Hamburg. Im Opernloft hatte eine in die Gegenwart übertragene 90-Minuten-Version von Jules Massenets „Werther“ Premiere.

Eine pfiffige Idee. Um Massenets romantische Oper „Werther“ leichter zugänglich zu machen, hat Regisseurin Anke Rauthmann den Blickwinkel verändert: In ihrer neuen, auf vier Personen und rund 90 Minuten Spieldauer verdichteten Produktion des Stücks im Opernloft erleben wir das Melodram aus der Perspektive einer Sophie der Jetztzeit. Die junge Frau studiert heute Psychologie und kehrt ins Elternhaus zurück, um die Motive ihrer Schwester Charlotte und den Selbstmord des am Ende verschmähten Werther besser verstehen zu können.

Sophie staubt den alten Fernseher im Wohnzimmer ab und kuschelt sich in die Strickjacke auf der roten Récamiere im Wohnzimmer (Ausstattung: Margarethe Mast); sie setzt sich zwischendrin selbst als Zuschauerin ins Publikum und kommentiert das Geschehen gelegentlich. Episches Theater light.

Auf der Bühne: vier exzellente Sängerinnen und Sänger

Dadurch, dass Sophie stellvertretend für uns eine historische Distanz einnimmt, wird das Stück wieder nahbar: die schwärmerischen Melodien Massenets und ihr romantisches Pathos, den Dauerliebesschmerz von Werther und die Zerrissenheit von Charlotte, in deren Brust, ach, zwei Herzen schlagen.

In der Opernloftversion ist Charlottes inneres Drama auf den Konflikt zwischen zwei gegensätzlichen Männer- und Lebensmodellen umgemünzt: heiße Liebe und Leidenschaft mit dem sympathischen, aber labilen Träumer Werther versus Sicherheit, dickes Auto und schlecht sitzende Anzüge beim zuverlässigen, aber auch grobklotzigen Langweiler Albert.

Konsequenter Umgang mit schwierigem Thema fehlt

Da Massenets Original das etwas anders erzählt, legt Anke Rauthmann ihrer Sophie hier eine von mehreren kurzen Sprechpassagen in den Mund – und in­stalliert damit einen merkwürdigen Bruch. In einer Oper, deren Figuren ihre Gefühle ansonsten mit epischer Breite aussingen, wirkt es putzig, wenn Sophie dann an der alles entscheidenden Stelle plötzlich nur ein paar knappe Sätze verliert, um ihre Schwester vor der schicksalhaften Männerwahl umzustimmen.

Auch als Sophie schlaumeierisch sämtliche psychischen Befunde runterrattert, die sie bei Werther zu diagnostizieren glaubt („narzisstisch, neurotisch, bipolar, suizidal“), ist nicht ganz klar, ob die Komik gewollt ist. Denn einerseits ironisiert die Regisseurin die Ausdrucksschwere des Stücks auch an anderen Stellen – etwa wenn die Mundharmonika-Melodie aus „Spiel mir das Lied vom Tod“ als eine Art Leitmotiv erklingt – andererseits schlägt sie kurz vor Schluss einen mahnenden Ton an: als ihre Psychologin Sophie ernsthaft, aber auch wieder nur äußerst kurz über reale Suizidraten in Deutschland informiert.

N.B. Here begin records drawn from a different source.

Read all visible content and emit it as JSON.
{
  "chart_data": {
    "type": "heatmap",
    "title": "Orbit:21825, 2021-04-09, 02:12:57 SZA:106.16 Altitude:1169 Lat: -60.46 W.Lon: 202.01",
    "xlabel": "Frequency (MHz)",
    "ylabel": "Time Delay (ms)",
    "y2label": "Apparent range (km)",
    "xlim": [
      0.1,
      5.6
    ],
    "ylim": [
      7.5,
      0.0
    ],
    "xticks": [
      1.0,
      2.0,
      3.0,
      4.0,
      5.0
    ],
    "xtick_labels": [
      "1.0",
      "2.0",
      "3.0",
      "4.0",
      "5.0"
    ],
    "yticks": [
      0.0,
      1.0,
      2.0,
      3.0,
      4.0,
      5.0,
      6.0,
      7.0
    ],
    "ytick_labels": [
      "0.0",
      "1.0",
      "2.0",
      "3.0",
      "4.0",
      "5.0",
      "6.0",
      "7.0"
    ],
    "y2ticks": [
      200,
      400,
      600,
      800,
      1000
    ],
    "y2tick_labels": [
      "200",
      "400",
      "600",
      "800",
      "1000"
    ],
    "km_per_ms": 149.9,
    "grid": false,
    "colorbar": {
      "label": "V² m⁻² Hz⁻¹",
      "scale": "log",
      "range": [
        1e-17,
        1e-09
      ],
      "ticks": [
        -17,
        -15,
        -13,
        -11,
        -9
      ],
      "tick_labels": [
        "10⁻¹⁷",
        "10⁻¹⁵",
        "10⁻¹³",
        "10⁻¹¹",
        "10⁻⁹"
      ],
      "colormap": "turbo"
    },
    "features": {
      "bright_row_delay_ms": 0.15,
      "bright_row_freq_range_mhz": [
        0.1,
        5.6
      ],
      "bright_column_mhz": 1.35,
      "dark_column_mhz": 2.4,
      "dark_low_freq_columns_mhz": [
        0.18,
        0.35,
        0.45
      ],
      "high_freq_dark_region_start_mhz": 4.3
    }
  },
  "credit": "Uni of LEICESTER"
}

Produktion macht Schwachstellen wett

Insgesamt findet die Inszenierung keinen konsequenten Umgang mit dem schwierigen Thema, das nach den Vorstellungen mit Expertinnen diskutiert wird. Außerdem gelingt es der Regisseurin selten, die Momente von körperlicher Anziehungskraft und vereinzelt auch gewaltsamer Annäherung auch glaubhaft zu choreografieren. Aber solche Schwachstellen macht die Produktion mit ihren guten Einfällen, mit einer abwechslungsreichen Bildsprache und packenden Emotionen wett, die bei den vier exzellenten Sängerinnen und Sängern hautnah zu erleben sind. Caitlin Redding porträtiert die Charlotte mit dramatischer Intensität, Ines Vinkelau gibt eine geschmeidige Sophie, Ljuban Zivanovic beeindruckt als Werther mit tenoraler Strahlkraft, der Bass Stepan Karelin als Albert mit warmem Timbre. Ihre glühenden, schmachtenden und verzweifelten Arien und Duette begleitet die musikalische Chefin Makiko Eguchi vom Flügel auf der linken Seite der Bühne, gemeinsam mit dem Geiger Andre Böttcher und dem Klarinettisten und Saxofonisten Robert Löcken, der – wie schon vergangenes Jahr bei der „Carmen“ – einige besonders schöne Farben beisteuert.